You are not a project
When we seek healing with an approach that mirrors the systems that oppress us, in this case making self-care into a to do list, we are reinforcing the internalization of these narratives that often cause us to feel sick. By approaching self-care or healing as a to do list, I am reflecting a narrative that I am a project, and that if I simply go through the motion of completing a set of tasks that I will be ‘fixed.’ The reason this doesn’t help you to feel better, or perhaps only temporarily, is because you never needed to be ‘fixed,’ in the first place. You are not an object that needs fixing or that can be broken. You were always whole as you are. Always.
This is the work of healing. Remembering our way back to our true nature, remembering that I am whole, that I am alive, that I am the author of my own story. This doesn’t negate the deleterious effects of systems of oppression or poverty, but it serves as a reminder that despite these things you cannot be broken or fragmented from yourself. We may forget this along the way, and this is where our healing, and remembering the way back to our true nature, begins. Much of healing is remembering who we were before we internalized messages and conditioning that tells us who we should be within these systems that surround us. Remembering our way back to our bodies, to our inner child, to the earth that is home.
What I have observed in myself and in my clients when we approach healing from this lens of objectification, is that it keeps us in a cycle of scarcity, of seeking for a fix, for an external marker of being whole, or worthy, or good, but never feeling good enough. This is because this approach is still rooted in a binary model: good or not good, healed or not healed, whole or broken. I have found that this can become the target of anxiety, as if one’s life purpose is now to heal. I see this in terms like ‘optimizing,’ wellness, which is another way to create and internalize a hierarchy of health, defining narrow boxes that categorize our worth according to a set of criteria of what health looks like. This concept of worth tied to health is a slippery slope, easily sliding toward making healing or ‘optimizing wellness,’ a career, and slowly withdrawing from being present with life in all its imperfect, joyful messiness. As this happens, an internal story can develop that one’s purpose is to seek optimal wellness, rather than to live and exist as one’s own authentic self.
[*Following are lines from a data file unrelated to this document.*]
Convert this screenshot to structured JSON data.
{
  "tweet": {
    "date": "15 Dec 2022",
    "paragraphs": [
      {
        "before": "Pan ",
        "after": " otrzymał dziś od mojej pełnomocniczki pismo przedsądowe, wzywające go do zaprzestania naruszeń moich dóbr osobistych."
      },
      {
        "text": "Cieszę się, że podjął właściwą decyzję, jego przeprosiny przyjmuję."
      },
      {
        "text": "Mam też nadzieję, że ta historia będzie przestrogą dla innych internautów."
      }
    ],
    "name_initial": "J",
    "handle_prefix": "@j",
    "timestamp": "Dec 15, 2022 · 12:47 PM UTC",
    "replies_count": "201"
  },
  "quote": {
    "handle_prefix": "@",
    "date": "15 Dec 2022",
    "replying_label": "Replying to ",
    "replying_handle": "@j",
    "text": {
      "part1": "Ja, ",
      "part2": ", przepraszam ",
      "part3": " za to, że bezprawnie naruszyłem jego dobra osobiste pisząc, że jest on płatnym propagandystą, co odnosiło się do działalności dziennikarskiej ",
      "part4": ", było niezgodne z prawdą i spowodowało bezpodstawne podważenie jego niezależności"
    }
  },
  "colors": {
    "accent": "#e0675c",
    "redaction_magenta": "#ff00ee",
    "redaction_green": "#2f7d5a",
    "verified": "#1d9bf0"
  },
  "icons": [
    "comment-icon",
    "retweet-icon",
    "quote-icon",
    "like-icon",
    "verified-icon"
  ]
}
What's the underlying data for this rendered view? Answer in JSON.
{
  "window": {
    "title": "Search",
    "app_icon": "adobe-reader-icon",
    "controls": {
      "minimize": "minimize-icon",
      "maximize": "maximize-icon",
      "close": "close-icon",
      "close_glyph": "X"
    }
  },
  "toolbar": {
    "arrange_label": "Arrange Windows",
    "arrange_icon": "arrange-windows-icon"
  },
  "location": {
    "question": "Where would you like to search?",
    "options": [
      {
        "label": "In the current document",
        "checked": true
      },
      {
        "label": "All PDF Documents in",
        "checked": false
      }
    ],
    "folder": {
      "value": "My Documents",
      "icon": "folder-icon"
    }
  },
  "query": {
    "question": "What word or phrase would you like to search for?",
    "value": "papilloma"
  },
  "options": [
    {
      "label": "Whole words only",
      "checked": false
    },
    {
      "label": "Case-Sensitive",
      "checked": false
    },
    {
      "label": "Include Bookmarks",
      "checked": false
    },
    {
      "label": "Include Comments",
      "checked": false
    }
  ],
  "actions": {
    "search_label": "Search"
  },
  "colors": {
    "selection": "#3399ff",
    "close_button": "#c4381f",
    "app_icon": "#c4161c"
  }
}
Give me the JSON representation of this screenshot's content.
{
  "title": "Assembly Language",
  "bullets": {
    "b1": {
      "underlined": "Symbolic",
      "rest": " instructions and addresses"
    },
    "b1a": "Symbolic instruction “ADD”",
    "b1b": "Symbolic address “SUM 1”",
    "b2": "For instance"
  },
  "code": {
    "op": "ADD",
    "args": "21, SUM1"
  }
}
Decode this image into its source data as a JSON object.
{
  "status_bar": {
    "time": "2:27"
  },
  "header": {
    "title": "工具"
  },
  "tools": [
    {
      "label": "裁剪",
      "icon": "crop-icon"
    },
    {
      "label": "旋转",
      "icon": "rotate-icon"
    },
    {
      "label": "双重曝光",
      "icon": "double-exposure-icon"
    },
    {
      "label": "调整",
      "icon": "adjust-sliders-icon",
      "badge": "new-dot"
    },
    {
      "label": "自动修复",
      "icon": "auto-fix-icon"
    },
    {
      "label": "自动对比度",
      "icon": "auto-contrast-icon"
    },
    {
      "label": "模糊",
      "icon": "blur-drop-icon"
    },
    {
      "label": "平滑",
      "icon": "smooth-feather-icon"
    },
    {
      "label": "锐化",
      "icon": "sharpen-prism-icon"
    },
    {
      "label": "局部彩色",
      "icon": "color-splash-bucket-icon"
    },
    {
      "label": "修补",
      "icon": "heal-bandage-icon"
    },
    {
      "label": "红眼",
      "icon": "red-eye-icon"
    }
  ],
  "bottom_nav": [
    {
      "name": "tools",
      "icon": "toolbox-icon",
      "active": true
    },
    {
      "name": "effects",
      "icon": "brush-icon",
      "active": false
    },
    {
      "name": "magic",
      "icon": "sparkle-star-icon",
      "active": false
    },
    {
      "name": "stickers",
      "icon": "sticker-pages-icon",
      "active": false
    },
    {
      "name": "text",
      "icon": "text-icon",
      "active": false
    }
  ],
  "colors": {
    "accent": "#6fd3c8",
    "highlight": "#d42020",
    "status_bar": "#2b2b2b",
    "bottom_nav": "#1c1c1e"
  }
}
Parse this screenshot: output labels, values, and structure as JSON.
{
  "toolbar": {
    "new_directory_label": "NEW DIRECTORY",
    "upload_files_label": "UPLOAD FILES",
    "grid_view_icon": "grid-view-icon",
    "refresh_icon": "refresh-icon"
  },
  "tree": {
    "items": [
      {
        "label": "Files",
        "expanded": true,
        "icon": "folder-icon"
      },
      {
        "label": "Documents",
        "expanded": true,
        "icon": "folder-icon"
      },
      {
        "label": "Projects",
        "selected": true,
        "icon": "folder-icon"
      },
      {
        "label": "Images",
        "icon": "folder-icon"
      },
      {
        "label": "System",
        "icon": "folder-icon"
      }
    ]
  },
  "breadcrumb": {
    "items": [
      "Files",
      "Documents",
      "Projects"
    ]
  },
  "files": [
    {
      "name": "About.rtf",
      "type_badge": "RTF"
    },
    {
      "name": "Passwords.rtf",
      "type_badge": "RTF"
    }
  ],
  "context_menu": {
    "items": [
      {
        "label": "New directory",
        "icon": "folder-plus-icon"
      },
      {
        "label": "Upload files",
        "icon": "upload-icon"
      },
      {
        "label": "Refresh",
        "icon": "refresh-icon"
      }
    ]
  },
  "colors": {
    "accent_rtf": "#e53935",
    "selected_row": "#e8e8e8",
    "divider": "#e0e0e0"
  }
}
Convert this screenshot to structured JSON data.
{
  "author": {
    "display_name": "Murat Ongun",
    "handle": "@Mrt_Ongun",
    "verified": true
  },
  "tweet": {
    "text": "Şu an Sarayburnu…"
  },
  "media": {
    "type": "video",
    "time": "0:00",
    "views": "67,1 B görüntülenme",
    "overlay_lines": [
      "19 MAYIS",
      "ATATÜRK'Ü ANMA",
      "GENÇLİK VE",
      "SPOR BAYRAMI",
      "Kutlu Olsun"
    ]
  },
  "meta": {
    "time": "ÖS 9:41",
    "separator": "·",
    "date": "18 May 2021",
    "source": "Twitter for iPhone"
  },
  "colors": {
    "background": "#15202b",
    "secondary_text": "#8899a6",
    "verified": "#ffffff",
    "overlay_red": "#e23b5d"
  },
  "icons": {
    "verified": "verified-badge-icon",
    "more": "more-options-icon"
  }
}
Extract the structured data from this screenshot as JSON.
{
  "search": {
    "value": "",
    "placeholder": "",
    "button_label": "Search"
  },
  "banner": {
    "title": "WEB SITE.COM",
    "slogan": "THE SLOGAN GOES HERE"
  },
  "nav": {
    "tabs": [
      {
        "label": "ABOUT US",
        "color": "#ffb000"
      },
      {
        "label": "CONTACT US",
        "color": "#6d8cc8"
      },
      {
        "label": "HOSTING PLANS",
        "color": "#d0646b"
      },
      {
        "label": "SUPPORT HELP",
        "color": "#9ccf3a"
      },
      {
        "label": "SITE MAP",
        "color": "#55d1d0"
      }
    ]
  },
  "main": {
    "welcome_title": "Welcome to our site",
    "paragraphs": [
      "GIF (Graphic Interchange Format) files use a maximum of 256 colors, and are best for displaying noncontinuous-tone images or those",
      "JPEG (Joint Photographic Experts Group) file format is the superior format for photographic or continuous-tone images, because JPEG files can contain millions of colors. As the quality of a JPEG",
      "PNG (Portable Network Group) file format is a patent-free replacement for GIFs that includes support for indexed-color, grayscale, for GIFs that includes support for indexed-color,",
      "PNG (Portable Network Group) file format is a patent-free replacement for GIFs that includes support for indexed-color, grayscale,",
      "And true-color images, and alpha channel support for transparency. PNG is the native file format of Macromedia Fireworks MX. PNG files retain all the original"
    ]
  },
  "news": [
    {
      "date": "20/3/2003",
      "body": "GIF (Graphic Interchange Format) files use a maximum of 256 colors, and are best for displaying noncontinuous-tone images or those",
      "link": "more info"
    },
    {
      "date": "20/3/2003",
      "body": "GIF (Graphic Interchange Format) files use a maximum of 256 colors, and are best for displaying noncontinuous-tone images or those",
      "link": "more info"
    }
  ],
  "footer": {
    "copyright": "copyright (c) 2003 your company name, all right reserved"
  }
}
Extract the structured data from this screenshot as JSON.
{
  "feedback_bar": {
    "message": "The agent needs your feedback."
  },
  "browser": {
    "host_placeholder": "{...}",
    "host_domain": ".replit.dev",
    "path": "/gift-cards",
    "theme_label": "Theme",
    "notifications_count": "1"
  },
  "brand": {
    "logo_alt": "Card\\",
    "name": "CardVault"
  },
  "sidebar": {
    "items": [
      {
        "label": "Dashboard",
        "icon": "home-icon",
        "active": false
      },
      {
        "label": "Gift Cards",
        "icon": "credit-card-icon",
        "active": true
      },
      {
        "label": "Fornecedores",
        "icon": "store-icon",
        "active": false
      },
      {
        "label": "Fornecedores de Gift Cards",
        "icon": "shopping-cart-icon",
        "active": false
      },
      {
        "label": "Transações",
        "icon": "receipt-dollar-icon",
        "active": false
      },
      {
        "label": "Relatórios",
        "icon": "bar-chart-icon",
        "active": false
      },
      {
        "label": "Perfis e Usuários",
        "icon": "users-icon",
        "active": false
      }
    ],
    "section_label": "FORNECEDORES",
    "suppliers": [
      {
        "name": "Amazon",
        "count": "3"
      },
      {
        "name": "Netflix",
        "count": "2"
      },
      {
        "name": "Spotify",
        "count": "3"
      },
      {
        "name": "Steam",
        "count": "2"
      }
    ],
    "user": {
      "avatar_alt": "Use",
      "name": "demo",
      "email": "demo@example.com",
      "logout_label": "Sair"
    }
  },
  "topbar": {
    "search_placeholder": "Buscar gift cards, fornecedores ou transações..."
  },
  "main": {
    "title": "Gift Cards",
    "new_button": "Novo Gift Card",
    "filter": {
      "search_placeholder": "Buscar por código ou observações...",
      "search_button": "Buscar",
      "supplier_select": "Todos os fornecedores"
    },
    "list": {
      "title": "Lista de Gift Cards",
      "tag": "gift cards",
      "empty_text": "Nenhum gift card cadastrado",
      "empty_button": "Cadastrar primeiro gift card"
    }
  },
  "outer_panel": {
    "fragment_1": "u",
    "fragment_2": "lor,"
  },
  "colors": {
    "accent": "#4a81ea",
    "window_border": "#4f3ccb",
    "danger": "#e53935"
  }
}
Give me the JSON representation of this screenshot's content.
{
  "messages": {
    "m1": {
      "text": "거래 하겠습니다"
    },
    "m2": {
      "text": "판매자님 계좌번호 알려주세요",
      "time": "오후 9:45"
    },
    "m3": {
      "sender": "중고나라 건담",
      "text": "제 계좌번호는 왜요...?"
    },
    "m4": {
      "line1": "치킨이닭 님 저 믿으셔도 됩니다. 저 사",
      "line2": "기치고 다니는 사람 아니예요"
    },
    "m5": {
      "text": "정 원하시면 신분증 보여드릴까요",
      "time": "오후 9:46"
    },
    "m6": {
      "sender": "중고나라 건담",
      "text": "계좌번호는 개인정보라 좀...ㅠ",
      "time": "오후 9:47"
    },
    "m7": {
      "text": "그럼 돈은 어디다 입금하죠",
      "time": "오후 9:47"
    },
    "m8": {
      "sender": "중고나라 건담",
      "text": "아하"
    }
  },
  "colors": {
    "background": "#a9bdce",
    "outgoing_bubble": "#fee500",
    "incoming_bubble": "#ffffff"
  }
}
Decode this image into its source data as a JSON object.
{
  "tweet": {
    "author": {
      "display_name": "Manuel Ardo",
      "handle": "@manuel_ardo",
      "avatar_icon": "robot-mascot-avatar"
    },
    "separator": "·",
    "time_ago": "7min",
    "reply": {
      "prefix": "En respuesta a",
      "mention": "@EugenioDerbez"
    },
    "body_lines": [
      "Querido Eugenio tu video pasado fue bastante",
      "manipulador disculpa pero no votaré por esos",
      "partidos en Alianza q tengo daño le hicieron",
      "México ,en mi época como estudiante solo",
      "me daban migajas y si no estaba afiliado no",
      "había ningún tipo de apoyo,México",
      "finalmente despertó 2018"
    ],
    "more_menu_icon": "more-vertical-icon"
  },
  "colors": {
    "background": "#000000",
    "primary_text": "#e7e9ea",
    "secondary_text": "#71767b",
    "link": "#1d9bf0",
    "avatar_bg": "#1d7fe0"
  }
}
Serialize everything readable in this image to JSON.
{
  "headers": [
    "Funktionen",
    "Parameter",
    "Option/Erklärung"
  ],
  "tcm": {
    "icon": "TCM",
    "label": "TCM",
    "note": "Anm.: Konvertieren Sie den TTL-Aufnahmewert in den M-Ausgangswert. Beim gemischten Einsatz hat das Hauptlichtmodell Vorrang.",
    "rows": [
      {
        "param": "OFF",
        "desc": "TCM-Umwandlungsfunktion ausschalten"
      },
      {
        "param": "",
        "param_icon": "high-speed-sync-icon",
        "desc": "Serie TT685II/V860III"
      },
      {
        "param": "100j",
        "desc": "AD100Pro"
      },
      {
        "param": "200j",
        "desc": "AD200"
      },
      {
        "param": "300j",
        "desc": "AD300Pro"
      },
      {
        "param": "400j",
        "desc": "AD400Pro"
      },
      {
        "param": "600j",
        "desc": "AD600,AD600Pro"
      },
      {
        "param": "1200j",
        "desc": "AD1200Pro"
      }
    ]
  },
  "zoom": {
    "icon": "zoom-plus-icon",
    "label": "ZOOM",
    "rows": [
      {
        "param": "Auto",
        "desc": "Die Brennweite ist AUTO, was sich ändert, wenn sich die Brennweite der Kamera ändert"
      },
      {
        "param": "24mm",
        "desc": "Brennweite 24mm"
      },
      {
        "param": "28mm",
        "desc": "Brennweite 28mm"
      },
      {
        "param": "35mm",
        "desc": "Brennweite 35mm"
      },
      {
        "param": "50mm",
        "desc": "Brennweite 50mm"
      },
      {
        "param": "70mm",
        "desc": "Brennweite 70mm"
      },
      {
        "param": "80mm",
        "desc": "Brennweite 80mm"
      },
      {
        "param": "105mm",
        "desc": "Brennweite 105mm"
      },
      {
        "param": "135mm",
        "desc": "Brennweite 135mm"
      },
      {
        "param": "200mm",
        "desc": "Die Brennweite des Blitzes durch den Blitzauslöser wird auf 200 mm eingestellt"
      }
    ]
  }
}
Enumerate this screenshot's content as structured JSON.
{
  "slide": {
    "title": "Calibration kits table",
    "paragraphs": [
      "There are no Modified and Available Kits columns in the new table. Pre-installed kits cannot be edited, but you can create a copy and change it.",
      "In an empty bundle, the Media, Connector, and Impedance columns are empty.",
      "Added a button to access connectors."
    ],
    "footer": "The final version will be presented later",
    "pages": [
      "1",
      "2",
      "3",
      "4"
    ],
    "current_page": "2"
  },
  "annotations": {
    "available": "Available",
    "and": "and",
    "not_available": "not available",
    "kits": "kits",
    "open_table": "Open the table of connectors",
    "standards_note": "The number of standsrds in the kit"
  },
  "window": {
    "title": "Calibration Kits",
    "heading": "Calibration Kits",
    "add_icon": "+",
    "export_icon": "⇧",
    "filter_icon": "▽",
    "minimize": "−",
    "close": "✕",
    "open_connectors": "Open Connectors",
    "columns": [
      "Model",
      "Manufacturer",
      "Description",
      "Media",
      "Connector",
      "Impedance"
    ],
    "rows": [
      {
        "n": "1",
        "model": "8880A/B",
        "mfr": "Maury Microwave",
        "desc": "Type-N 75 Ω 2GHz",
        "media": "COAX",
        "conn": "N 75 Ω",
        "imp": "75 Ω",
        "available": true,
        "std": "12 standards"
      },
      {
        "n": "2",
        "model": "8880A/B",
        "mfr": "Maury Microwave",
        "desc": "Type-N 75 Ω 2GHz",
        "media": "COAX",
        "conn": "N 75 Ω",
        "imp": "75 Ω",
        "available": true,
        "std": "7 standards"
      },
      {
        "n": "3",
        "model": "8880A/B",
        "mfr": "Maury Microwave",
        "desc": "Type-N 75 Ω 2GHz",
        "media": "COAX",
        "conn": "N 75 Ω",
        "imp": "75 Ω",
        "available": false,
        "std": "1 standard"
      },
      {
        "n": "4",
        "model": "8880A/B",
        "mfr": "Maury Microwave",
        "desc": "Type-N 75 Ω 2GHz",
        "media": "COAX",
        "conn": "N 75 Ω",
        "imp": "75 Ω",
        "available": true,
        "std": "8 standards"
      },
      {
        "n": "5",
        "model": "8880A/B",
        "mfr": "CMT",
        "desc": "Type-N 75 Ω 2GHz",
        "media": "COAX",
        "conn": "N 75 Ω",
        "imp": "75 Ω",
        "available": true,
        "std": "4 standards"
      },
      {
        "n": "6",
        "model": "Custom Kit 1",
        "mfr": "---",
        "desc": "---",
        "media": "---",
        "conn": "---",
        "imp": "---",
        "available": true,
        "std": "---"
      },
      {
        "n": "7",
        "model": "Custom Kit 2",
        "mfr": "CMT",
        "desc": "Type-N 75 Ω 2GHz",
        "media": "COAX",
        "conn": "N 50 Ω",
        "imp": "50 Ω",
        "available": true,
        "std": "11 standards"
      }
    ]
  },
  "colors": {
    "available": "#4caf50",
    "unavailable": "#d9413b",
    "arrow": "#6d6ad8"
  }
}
The truth is, healing is not linear. We are not linear. You are not linear. In fact, you transcend binaries, hierarchies, and limited concepts of identity. You cannot be contained by any one category. When my clients begin to remember their way back to this truth, they start to feel free. I have learned this the hard way for myself many times over. That healing is about liberation. That even if am suffering, there is nothing wrong with me. And my teachers, my guides, my inner teacher, bring me home.
So what is the work that we do in counseling, or in yoga therapy? Some of it is geared toward alleviating suffering, yes. Some is about connecting through shared humanity, through a reparative relationship. Some is about repairing stored patterns of trauma in the body and nervous system. A lot is about remembering our way back to our true nature, and liberating ourselves from oppressive conditioning that tells us we are not enough, or that it is not okay to feel pain.
Sending you love wherever you are <3.